Last Christmas Eve, I wrote about the first point: how the virgin birth is a signifier of the power of God to save his people. The miraculous birth narrative says that God can and does intervene, and does not always do so within humanly circumscribed limitations. This matters to Christian martyrs throughout the ages. It matters also to the millions of Christians who make undramatic sacrifices every day of their life. The Christmas miracle affirms that their faith is not just human wishing, a collection of agreeable ideas and values, but is backed by the ultimate power in the universe.
The second theological point made by the story of the virgin birth is that not only was Jesus of God, he was so in a unique category. This does not mean that he was God incarnate, (God taking human form). Nor does it mean that he pre-existed from eternity. A careful reading of scripture will, I believe, reveal that the Jesus of scripture is fully human, sharing the same nature as us, to whom he is a brother. It also declares that he has the same nature as every other human that has been used by God. But the birth narrative in Matthew and Luke tells us that he was in a different league, even to the prophets. He was something else, even though he was one of us.
The point is that he was all these things, but not by some freak of nature. This was God’s doing. The Bible calls Jesus the Son of God, as well as the Son of Man, and the virgin birth is indispensable in making this point. God intervenes in history in order to save humanity and the earth, and he does this through a man, but a man that is in some sense divinely authored. Jesus is presented as sui generis, like, but unlike, all of us.
It's Christmas Eve again, and I still believe that the virgin birth is a necessary narrative, and that being necessary does not mean that it is necessarily true in the historical sense.
There are good reasons for supposing that it is not. The virgin birth comes late to the gospels, and is missing in Mark, the earliest gospel, and again in John, widely considered the latest and last to be composed.
The resurrection is in all four gospels. Why is the virgin birth only in two, and given its full Christmassy range in only one?
It’s easy to imagine the authors of Matthew and Luke considering the effect that Mark’s gospel was having on the early Christian communities, and asking themselves whether there wasn’t something that was being missed. They seem keen to be clearer than Mark had been about exactly who and what Jesus was. What better way to get this across than in a birth narrative featuring the sort of miraculous events expected in accounts of the births of holy figures?
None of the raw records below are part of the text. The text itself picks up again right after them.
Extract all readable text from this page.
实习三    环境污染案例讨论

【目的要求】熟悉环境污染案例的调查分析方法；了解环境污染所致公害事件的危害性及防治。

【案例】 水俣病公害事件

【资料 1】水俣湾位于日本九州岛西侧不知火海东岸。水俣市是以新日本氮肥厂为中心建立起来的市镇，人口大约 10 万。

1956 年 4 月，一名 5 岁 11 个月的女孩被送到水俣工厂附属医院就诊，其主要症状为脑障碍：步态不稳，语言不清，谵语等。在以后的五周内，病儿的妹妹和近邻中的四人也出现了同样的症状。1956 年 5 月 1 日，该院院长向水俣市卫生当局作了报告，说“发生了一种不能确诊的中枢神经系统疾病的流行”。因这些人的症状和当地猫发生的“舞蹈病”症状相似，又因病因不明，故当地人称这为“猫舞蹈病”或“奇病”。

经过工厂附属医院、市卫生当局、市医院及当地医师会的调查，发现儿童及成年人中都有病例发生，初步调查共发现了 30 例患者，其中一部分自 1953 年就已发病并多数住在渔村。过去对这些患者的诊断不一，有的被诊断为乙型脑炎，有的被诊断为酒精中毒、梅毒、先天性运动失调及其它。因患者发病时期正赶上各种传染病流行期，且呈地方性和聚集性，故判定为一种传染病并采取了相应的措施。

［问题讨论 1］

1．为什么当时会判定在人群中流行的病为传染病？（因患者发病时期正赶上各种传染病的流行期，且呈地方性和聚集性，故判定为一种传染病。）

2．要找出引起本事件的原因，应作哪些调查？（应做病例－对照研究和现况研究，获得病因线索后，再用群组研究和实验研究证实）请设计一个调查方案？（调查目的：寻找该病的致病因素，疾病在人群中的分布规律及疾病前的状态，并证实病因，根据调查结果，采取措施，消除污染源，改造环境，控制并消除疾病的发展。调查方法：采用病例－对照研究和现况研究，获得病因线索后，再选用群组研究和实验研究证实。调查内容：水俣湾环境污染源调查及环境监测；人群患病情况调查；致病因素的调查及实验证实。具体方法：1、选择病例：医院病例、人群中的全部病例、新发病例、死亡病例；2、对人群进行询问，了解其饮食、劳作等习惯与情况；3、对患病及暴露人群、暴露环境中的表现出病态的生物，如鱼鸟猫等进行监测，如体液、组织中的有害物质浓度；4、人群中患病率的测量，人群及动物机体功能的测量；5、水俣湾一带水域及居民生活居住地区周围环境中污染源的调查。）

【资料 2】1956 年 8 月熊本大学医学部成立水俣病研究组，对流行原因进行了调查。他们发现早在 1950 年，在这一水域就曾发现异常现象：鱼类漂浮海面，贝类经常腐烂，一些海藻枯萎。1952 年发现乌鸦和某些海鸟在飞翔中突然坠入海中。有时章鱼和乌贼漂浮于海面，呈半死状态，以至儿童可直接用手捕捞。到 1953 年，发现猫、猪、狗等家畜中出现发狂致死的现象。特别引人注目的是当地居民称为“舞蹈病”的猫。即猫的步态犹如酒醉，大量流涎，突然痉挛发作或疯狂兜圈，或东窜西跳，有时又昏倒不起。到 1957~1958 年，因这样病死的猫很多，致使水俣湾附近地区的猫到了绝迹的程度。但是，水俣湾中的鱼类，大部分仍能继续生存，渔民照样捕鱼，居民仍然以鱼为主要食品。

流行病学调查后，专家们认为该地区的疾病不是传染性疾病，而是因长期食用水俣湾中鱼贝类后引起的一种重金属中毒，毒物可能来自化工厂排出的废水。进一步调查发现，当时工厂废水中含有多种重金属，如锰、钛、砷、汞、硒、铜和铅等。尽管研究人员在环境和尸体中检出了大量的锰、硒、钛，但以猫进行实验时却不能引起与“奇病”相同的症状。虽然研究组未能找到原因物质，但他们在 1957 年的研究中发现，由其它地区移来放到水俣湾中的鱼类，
Did it really happen? No one can possibly say, but I can’t say that it didn’t. After all, it would be inconsistent to accept the point of the story, that God intervenes miraculously, yet rule out the possibility that he has done so in this case. That’s why I’m agnostic about the virgin birth.
Being agnostic about the virgin birth does not require agnosticism towards all biblical miracles. For what it’s worth, my view is that some happened, some didn’t, and some,it’s impossible to say. It won’t do to treat all biblical miracles the same. The virgin birth is very different from the resurrection: one private and thinly attested, the other, very public, multiply attested and insisted on. Maybe one happened and the other is theological legend, who knows? But though they may not be the same, they have this in common: they can be doubted, but they must not be disregarded.